L’edizione italiana esce dal gennaio 2002. Si può trovare nei negozi di modellismo e nelle librerie specializzate al prezzo di 7,5 euro a numero; abbonamento annuo 36 euro (con 5 in più si ha diritto a un figurino da 54mm. in edizione limitata); biennale 60 euro.
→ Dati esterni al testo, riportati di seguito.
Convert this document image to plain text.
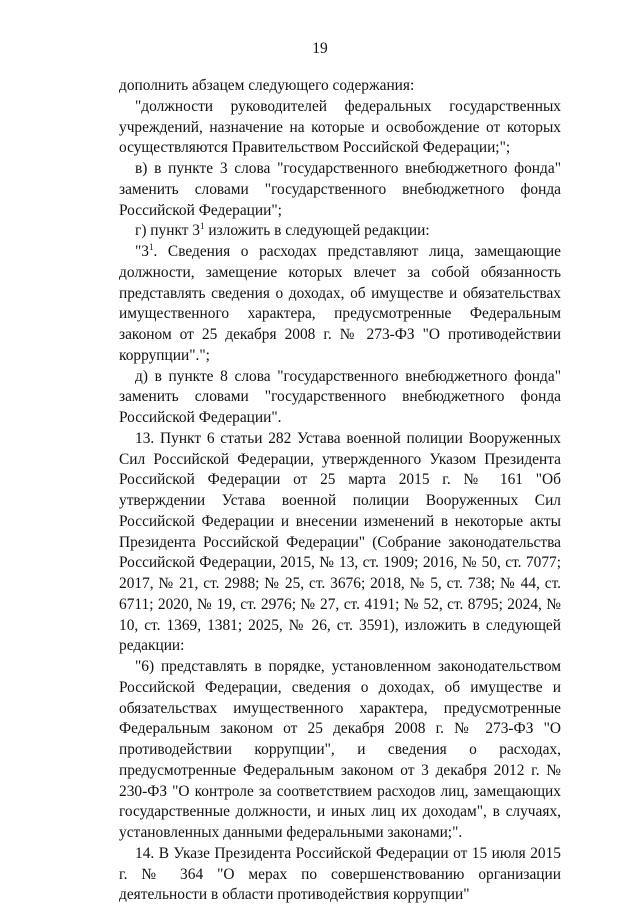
19

дополнить абзацем следующего содержания:

"должности руководителей федеральных государственных учреждений, назначение на которые и освобождение от которых осуществляются Правительством Российской Федерации;";

в) в пункте 3 слова "государственного внебюджетного фонда" заменить словами "государственного внебюджетного фонда Российской Федерации";

г) пункт $3^1$ изложить в следующей редакции:

"$3^1$. Сведения о расходах представляют лица, замещающие должности, замещение которых влечет за собой обязанность представлять сведения о доходах, об имуществе и обязательствах имущественного характера, предусмотренные Федеральным законом от 25 декабря 2008 г. № 273-ФЗ "О противодействии коррупции".";

д) в пункте 8 слова "государственного внебюджетного фонда" заменить словами "государственного внебюджетного фонда Российской Федерации".

13. Пункт 6 статьи 282 Устава военной полиции Вооруженных Сил Российской Федерации, утвержденного Указом Президента Российской Федерации от 25 марта 2015 г. № 161 "Об утверждении Устава военной полиции Вооруженных Сил Российской Федерации и внесении изменений в некоторые акты Президента Российской Федерации" (Собрание законодательства Российской Федерации, 2015, № 13, ст. 1909; 2016, № 50, ст. 7077; 2017, № 21, ст. 2988; № 25, ст. 3676; 2018, № 5, ст. 738; № 44, ст. 6711; 2020, № 19, ст. 2976; № 27, ст. 4191; № 52, ст. 8795; 2024, № 10, ст. 1369, 1381; 2025, № 26, ст. 3591), изложить в следующей редакции:

"6) представлять в порядке, установленном законодательством Российской Федерации, сведения о доходах, об имуществе и обязательствах имущественного характера, предусмотренные Федеральным законом от 25 декабря 2008 г. № 273-ФЗ "О противодействии коррупции", и сведения о расходах, предусмотренные Федеральным законом от 3 декабря 2012 г. № 230-ФЗ "О контроле за соответствием расходов лиц, замещающих государственные должности, и иных лиц их доходам", в случаях, установленных данными федеральными законами;".

14. В Указе Президента Российской Федерации от 15 июля 2015 г. № 364 "О мерах по совершенствованию организации деятельности в области противодействия коррупции"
Trimestrale, 56 pagine, è la traduzione dell’omonima rivista diretta da Cesar Alvarez, edita in varie lingue. Piuttosto varia e ben articolata, è redatta con professionalità: le pagine iniziali sono riservate alle mostre internazionali più importanti; segue la presentazione di vari kit, dipinti in genere da artisti della scuola spagnola, con numerose e puntuali fotografie e il supporto anche di tabelle dei colori usati. Interessanti le interviste a modellisti di fama o noti collezionisti. Le pagine centrali sono riservate a episodi storici specifici, con commento storico e corredo di figure e disegni. Piuttosto ampia la sezione dedicata alle novità, che comprende in pratica tutti i pezzi usciti nel periodo, di cui vengono forniti i dati tecnici essenziali (le foto sono però piuttosto piccoline!). Chiude una pagina di recensioni a carattere internazionale  di carattere storico o modellistica.